The nail that sticks out must be hammered down, as the old Japanese proverb has it. Investors long Japan must be hoping that colleagues of Shizuka Kamei, the newly installed minister for financial services, start brandishing the mallet – and soon. Since Mr Kamei answered the call of the Democratic Party of Japan three weeks ago, markets have winced at his every utterance.
The 72-year-old former policeman, a black belt in aikido, was known for holding combative views: his website derides various features of “American-style” capitalism. But even by these standards, musings on a three-year moratorium on loan repayments for small and medium-sized companies were remarkable. Mr Kamei also accused the central bank of “talking in its sleep” and linked rising murder and suicide rates to the attitude of Keidanren, the nation's biggest business lobby. All this has spooked investors. The Topix banks index has underperformed the global banking benchmark by 2.5 per cent since September 16th, the day he took office; the Topix itself has lagged the rest of Asia by more than 5 per cent. Flows into equity funds, as tracked by EPFR, showed a strong run before the general election, but September ended with two consecutive weeks of outflows. Even credit markets, historically indifferent to Japan's worsening fiscal position, are showing signs of strain. The price of protecting five-year government debt against default has leapt by a quarter.
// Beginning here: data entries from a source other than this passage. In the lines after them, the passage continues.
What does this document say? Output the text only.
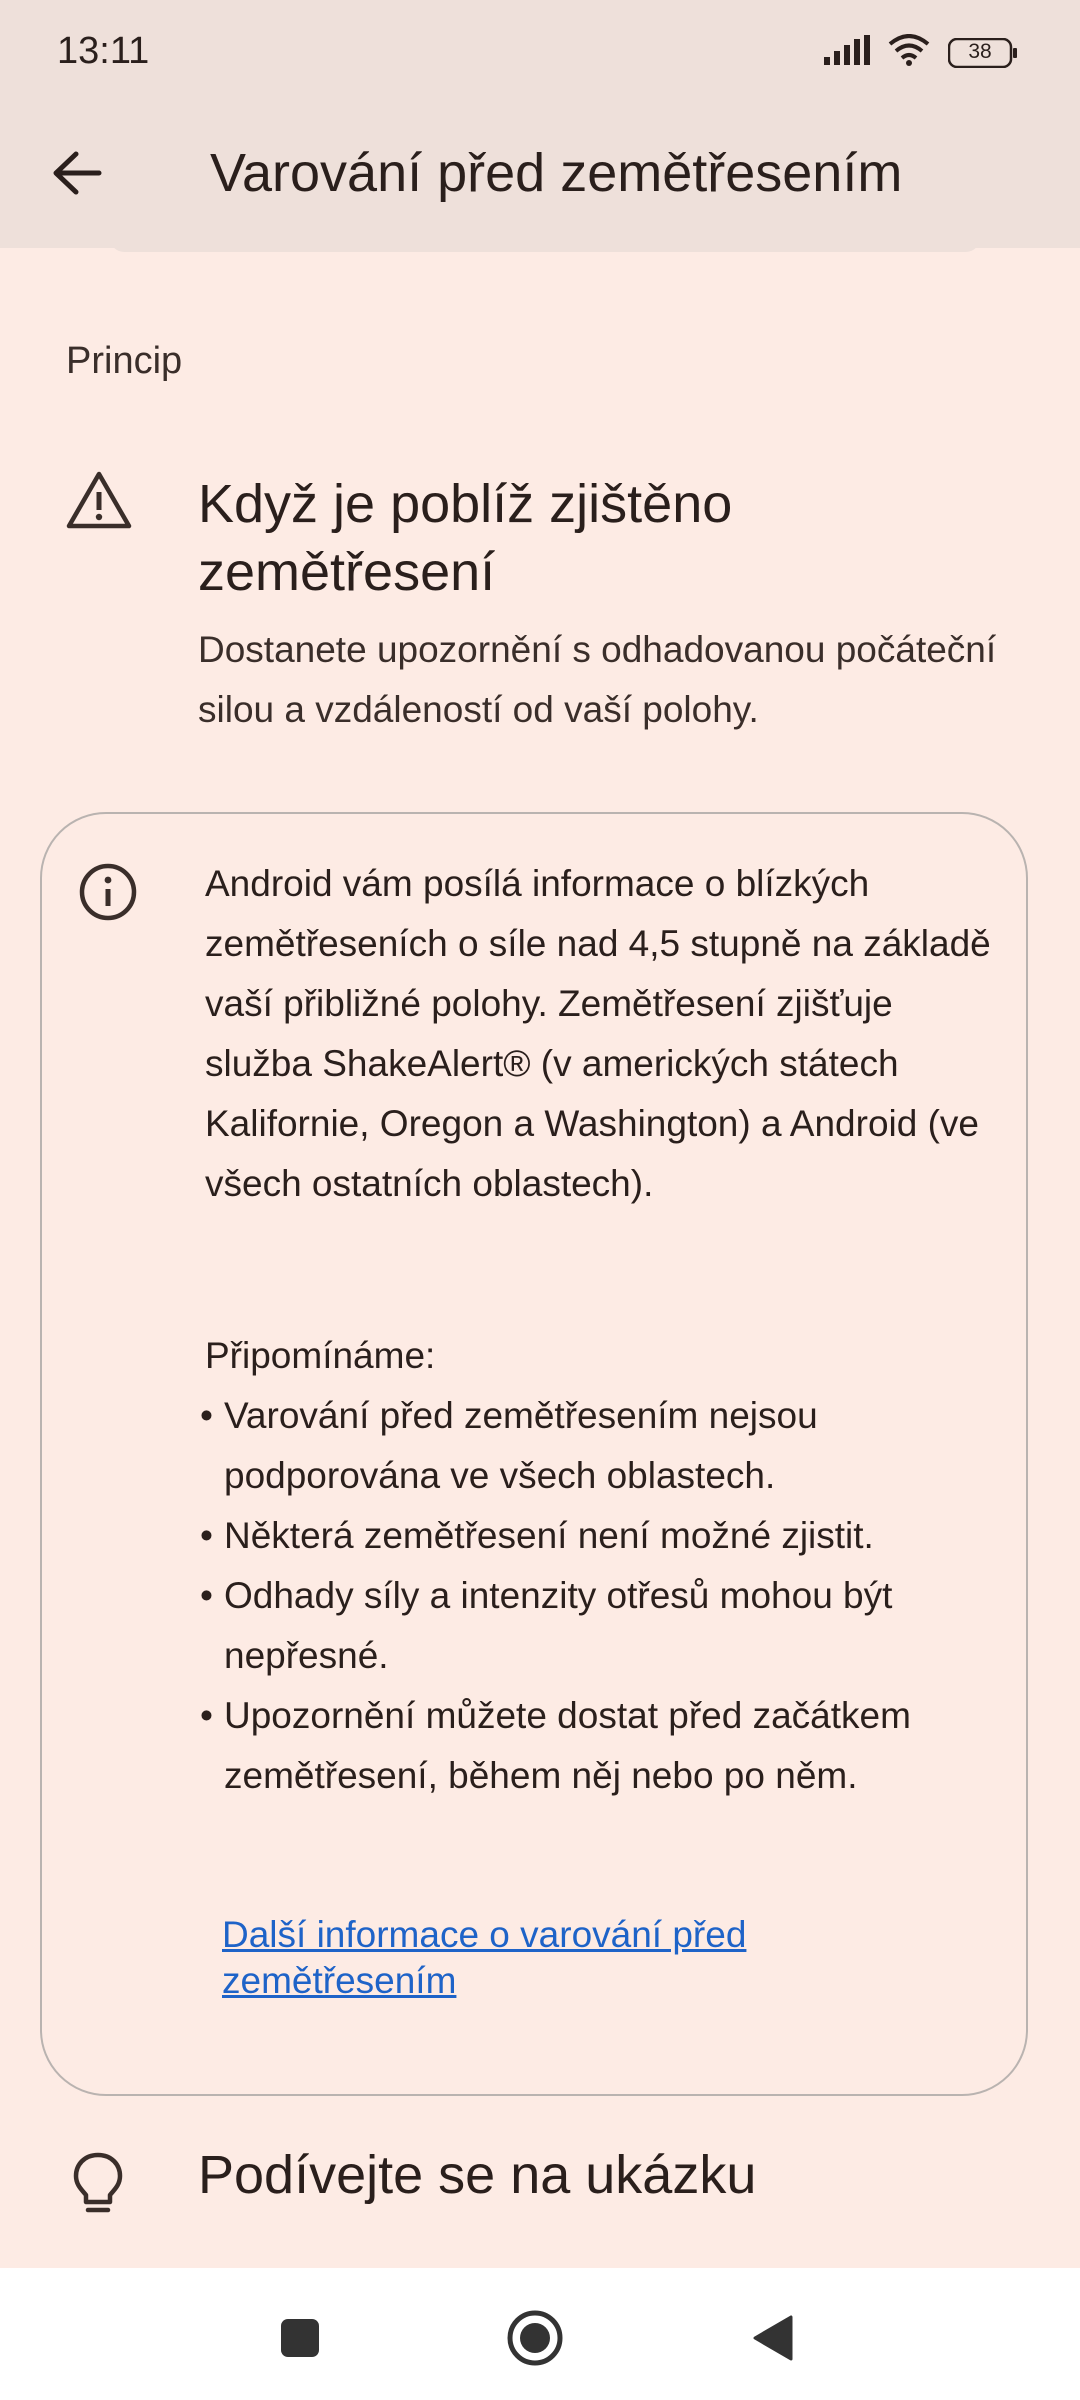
13:11	38
Varování před zemětřesením
Princip
Když je poblíž zjištěno zemětřesení
Dostanete upozornění s odhadovanou počáteční silou a vzdáleností od vaší polohy.
Android vám posílá informace o blízkých zemětřeseních o síle nad 4,5 stupně na základě vaší přibližné polohy. Zemětřesení zjišťuje služba ShakeAlert® (v amerických státech Kalifornie, Oregon a Washington) a Android (ve všech ostatních oblastech).
Připomínáme:
• Varování před zemětřesením nejsou podporována ve všech oblastech.
• Některá zemětřesení není možné zjistit.
• Odhady síly a intenzity otřesů mohou být nepřesné.
• Upozornění můžete dostat před začátkem zemětřesení, během něj nebo po něm.
Další informace o varování před zemětřesením
Podívejte se na ukázku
Mr Kamei should not be written off. Tim Geithner's early notices were terrible; the US Treasury secretary has since grown into the role. And Mr Kamei may have been exploiting the temporary absence of Yukio Hatoyama, the prime minister, detained in Pittsburgh and Copenhagen. But for many marginal investors, his outbursts are just the latest excuse to steer clear of the country and its assets. Shizuka means “quiet” in Japanese. A period of calm reflection from Mr Kamei would not go amiss.